Cheater's Paradox

You are convinced that your other is cheating on you. Your other will only come clean as far as the evidence reveals.

If you have no evidence, you can do anything you want until you are blue in the face, no amount of confrontation (possibly barring psychosis) will make them say, "Well since you asked so nice, Yes, I am cheating on you." or "If I tell you the truth will you stop asking already?!" The answer will always be, "No, and I am offended that you would even think that" (or some variation thereof. Which is why so many posts tell you not to confront them until you have evidence. After that initial conversation, the walls go up and smoke and mirrors become more plentiful with each unsupported inquiry.

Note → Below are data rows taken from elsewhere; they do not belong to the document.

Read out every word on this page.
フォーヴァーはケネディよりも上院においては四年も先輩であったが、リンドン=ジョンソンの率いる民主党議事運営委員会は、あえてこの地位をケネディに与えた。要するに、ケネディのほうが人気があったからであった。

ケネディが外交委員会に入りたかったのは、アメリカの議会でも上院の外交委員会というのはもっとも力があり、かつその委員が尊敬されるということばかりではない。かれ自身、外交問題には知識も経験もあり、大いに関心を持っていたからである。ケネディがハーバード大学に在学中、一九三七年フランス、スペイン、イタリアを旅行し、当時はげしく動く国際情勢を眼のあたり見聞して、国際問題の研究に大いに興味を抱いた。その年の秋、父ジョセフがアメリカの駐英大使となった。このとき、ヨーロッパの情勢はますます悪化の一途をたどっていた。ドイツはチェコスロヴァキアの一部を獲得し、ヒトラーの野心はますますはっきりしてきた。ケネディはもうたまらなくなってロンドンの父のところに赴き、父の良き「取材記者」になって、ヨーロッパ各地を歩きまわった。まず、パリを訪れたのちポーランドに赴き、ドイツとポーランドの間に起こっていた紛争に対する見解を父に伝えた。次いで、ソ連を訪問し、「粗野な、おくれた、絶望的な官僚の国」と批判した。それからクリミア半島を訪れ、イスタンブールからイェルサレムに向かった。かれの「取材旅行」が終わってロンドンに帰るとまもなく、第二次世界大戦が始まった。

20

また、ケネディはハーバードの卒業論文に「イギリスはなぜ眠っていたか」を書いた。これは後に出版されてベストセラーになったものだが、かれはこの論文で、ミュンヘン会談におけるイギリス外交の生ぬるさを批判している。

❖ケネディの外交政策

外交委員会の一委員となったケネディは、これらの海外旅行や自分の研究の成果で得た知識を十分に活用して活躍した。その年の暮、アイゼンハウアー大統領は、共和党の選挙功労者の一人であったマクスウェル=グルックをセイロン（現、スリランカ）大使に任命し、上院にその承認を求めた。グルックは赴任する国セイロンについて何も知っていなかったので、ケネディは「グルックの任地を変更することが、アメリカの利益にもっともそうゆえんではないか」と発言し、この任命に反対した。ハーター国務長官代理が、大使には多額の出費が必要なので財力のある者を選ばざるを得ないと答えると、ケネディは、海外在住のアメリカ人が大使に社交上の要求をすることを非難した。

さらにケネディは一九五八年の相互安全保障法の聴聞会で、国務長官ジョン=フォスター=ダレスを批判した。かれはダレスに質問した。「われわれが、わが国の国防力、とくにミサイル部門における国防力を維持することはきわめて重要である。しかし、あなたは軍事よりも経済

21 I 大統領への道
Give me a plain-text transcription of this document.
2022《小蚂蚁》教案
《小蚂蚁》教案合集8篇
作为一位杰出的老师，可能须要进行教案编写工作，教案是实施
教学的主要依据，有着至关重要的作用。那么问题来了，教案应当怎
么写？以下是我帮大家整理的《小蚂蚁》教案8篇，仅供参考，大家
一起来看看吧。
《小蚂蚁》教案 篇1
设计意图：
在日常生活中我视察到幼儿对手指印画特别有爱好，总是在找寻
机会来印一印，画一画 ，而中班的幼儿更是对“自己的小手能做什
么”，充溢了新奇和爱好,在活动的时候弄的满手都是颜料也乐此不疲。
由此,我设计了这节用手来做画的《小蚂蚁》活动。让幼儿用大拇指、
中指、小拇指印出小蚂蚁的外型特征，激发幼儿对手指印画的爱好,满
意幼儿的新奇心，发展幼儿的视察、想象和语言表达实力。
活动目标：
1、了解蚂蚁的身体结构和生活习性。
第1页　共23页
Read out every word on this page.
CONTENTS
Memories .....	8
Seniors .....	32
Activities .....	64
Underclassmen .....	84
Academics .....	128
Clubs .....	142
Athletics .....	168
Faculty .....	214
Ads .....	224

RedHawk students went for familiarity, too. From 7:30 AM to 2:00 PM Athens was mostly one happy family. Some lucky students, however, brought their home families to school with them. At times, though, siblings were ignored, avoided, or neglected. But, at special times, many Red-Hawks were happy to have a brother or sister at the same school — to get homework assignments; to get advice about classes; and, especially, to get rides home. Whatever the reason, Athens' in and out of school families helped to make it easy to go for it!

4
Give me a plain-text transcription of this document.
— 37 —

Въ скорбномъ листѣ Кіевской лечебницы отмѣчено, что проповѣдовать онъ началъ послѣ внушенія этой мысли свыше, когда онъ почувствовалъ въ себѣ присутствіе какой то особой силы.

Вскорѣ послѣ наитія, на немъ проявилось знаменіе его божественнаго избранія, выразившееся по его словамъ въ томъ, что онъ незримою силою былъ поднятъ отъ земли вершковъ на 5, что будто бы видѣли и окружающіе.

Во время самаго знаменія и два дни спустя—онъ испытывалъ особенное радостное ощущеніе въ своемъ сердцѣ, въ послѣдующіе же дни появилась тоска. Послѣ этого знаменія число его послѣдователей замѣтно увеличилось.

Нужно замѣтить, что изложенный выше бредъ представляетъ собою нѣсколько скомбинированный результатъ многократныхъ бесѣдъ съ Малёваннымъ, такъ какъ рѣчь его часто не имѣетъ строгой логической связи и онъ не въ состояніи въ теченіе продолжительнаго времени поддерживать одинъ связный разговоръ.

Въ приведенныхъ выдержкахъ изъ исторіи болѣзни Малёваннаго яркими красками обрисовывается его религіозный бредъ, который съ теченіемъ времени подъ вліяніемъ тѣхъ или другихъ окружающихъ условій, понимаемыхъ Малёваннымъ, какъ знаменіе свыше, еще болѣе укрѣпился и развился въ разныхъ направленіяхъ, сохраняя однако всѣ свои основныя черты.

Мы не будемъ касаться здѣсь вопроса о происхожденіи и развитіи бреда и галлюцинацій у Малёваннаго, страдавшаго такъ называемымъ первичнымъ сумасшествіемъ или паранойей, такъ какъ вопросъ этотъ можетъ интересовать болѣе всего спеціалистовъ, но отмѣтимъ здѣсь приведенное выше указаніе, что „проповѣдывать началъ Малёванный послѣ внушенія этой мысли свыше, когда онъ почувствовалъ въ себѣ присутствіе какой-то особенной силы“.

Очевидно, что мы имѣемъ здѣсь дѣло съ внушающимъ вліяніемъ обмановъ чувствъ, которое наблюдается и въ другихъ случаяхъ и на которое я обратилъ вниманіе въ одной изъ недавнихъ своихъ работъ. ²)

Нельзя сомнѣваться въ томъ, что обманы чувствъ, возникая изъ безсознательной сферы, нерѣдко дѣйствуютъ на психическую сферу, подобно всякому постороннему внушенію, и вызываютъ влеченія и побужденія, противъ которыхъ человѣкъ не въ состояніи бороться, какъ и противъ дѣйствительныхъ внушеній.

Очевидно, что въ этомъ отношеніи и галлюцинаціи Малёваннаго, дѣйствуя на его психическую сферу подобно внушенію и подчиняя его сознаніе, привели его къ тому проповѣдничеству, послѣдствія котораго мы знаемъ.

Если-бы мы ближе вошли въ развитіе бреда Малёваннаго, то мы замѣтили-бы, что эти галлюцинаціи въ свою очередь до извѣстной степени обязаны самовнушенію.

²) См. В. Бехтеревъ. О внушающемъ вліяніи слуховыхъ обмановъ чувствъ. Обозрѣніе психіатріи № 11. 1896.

Let's say you get a little info that you may call evidence: Some phone records or a lunch/coffee date. Well, what does Cheater's Paradox say? "You caught me talking to someone? He/she is just a friend."

Let's say you come across e-mails or texts saying some pretty funky stuff. "You read some of my e-mails? They were just joking/psycho/trying to get me into hot water (fill in the blank)." or "You read e-mails that I wrote? We were just joking around, being stupid".

Let's say you walk in on your wife watching porn and getting a back-massage from her male co-worker while in her pyjamas and you weren't suppose to be home that night. "That's all you saw? Nothing happened and nothing was going to happen." (Scenario taken from my own happy story).

Let's say you manage to come across the BIG ONE. "It didn't mean anything. It was only the one time." Why? Because Cheater's Paradox says that you only know about the one time so that is all that exists.

Anybody else want to add their own favorite/least favorite Cheater's Paradox, I would like to know.

What's the point? The point is that at some stage you come to a realization that they are being dishonest/deceptive and you can't live with that breech of trust? I didn't have to find out whether it was all true or gather all the evidence for me to say, "I can't trust this person enough to make this work." Find your stage and let go if you are past it.

Without Cheater's Paradox we would get responses like:

  • "You saw me flirting with your best friend? Oh, that's because I'm having sex with her 4 or 5 times a week."